Parce que vous perdez des valeurs d'options. Le marché et la demande évoluent. Une réserve pour une densification/réutilisation ultérieure peut augmenter le TRI global.
17) Comment éviter les quartiers monofonctionnels ?
Par la mixité sur les périodes de la journée : Habitat + travail + services + loisirs. Cela augmente la fréquence, la sécurité, la performance du commerce de détail et l'attractivité à long terme.
18) Quel est le lien entre ESG et ROI ?
L'ESG est de plus en plus un critère de financement et de sortie dans les grands projets. Le vert, l'énergie, la mobilité et les infrastructures sociales peuvent améliorer l'accès au capital et réduire les primes de risque.
19) Quel est le rôle de l'Urban Tech/l'industrie légère dans les quartiers modernes ?

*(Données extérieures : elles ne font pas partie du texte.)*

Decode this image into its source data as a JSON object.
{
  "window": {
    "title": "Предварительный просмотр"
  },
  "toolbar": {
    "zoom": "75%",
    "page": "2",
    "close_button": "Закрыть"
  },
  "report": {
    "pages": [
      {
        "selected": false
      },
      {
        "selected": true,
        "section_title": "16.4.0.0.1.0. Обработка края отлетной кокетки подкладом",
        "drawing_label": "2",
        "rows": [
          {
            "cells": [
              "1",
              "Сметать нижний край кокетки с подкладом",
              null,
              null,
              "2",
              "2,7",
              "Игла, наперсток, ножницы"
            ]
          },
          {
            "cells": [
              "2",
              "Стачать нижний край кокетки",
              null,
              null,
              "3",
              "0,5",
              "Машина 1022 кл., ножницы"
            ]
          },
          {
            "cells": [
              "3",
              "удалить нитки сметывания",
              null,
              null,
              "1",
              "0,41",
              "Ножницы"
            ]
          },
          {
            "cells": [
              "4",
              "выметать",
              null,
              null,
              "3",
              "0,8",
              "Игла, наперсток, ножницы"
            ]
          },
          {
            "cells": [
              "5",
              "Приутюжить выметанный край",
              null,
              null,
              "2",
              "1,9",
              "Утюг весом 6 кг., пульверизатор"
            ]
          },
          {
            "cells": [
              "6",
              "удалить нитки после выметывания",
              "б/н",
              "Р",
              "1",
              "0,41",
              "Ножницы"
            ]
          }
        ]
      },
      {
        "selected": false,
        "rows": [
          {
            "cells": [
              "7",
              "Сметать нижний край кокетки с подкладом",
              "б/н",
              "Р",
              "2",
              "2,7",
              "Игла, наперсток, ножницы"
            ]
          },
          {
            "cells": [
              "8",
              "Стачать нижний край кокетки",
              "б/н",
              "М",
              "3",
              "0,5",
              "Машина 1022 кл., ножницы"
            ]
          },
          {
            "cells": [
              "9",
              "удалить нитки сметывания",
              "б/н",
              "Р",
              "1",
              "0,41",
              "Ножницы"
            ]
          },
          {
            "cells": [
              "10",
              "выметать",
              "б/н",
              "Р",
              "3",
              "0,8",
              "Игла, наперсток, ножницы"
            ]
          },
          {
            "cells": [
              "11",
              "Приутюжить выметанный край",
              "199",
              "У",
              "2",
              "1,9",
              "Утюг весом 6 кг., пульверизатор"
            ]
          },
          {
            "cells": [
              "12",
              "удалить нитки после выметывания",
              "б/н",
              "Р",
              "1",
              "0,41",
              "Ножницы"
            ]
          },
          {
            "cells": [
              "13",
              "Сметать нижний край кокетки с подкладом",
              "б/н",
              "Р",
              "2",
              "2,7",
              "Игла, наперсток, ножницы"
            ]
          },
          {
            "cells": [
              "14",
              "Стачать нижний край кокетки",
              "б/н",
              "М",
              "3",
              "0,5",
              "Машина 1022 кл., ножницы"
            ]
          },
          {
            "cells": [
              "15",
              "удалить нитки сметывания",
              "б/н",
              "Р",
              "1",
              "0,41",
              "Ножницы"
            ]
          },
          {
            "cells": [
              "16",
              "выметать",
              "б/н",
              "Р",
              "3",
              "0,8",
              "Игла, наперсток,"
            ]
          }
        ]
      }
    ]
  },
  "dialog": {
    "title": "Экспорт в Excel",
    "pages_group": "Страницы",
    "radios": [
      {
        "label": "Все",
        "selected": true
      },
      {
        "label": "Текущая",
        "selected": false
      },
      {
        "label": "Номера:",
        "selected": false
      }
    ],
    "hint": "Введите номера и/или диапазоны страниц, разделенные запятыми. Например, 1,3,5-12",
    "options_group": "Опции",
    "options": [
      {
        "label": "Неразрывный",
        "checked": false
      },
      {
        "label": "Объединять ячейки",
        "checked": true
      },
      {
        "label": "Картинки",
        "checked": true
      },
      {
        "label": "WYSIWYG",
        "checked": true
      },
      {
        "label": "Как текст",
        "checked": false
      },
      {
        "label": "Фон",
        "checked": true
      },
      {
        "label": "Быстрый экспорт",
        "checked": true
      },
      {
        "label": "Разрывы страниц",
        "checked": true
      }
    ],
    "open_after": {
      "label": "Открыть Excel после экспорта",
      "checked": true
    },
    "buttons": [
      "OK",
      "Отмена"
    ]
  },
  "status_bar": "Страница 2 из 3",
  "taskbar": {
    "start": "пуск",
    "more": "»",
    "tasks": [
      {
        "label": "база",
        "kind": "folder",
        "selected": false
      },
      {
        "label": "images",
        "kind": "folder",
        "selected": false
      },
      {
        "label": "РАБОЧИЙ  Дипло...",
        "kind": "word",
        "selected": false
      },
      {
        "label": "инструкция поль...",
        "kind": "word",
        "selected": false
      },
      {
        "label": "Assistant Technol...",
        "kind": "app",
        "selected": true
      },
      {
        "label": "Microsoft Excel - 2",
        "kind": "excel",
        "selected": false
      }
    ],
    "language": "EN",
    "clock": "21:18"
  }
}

Il diversifie la demande, offre souvent des locataires stables, renforce la création de valeur locale et peut, dans les zones proches des transports, "sauver" des espaces qui ne conviennent pas à l'habitat haut de gamme.
20) Comment choisir objectivement entre de très nombreuses combinaisons d'utilisation ?
Avec une logique de portefeuille qui évalue conjointement le cash-flow, le TRI, le risque, la probabilité d'approbation et les dépendances de phase. A partir d'un certain nombre de sous-projets, cela devient combinatoire - les outils classiques ne fournissent alors que des optima locaux.
21) Quand un "mélange" est-il préférable à une priorité claire ?
Lorsque les surfaces sont importantes, les durées longues et les risques d'autorisation/de marché élevés. Un centre de gravité peut être utile, mais seulement si les autres modules gèrent activement les risques et les interactions.
22) Quel est le test pratique d'une bonne combinaison d'usages ?
Si le quartier reste viable même en cas de scénarios de stress (crise des bureaux, faiblesse de la vente au détail, hausse des taux d'intérêt) et conserve en même temps des upside pour les TOP-Exits.
23) Quelle est la part de commerce de détail "saine" ?
Souvent 5-10 % comme valeur indicative - mais seulement si la fréquentation est assurée par le biais de logements/bureaux/fonctions d'ancrage. Trop de commerce de détail sans base de demande conduit à une vacance structurelle.
24) Quelle est la règle de gestion la plus importante pour le ROI ?
Ne pas choisir la meilleure utilisation - mais la meilleure combinaison FLOP-HOP-TOP sur l'espace et le temps, avec une mise en œuvre par phases.
Résumé de gestion
- Pas de "meilleure utilisation" - uniquement la "meilleure combinaison".
- Les modules FLOP sont souvent des multiplicateurs indirects de ROI (approbation, densité, prime de prix).
- Les éléments HOP garantissent la bancabilité et la stabilité du cash-flow.
- Les éléments TOP fournissent un upside, mais fonctionnent mieux sur une base stable.
- Le phasage est un moteur de rendement actif.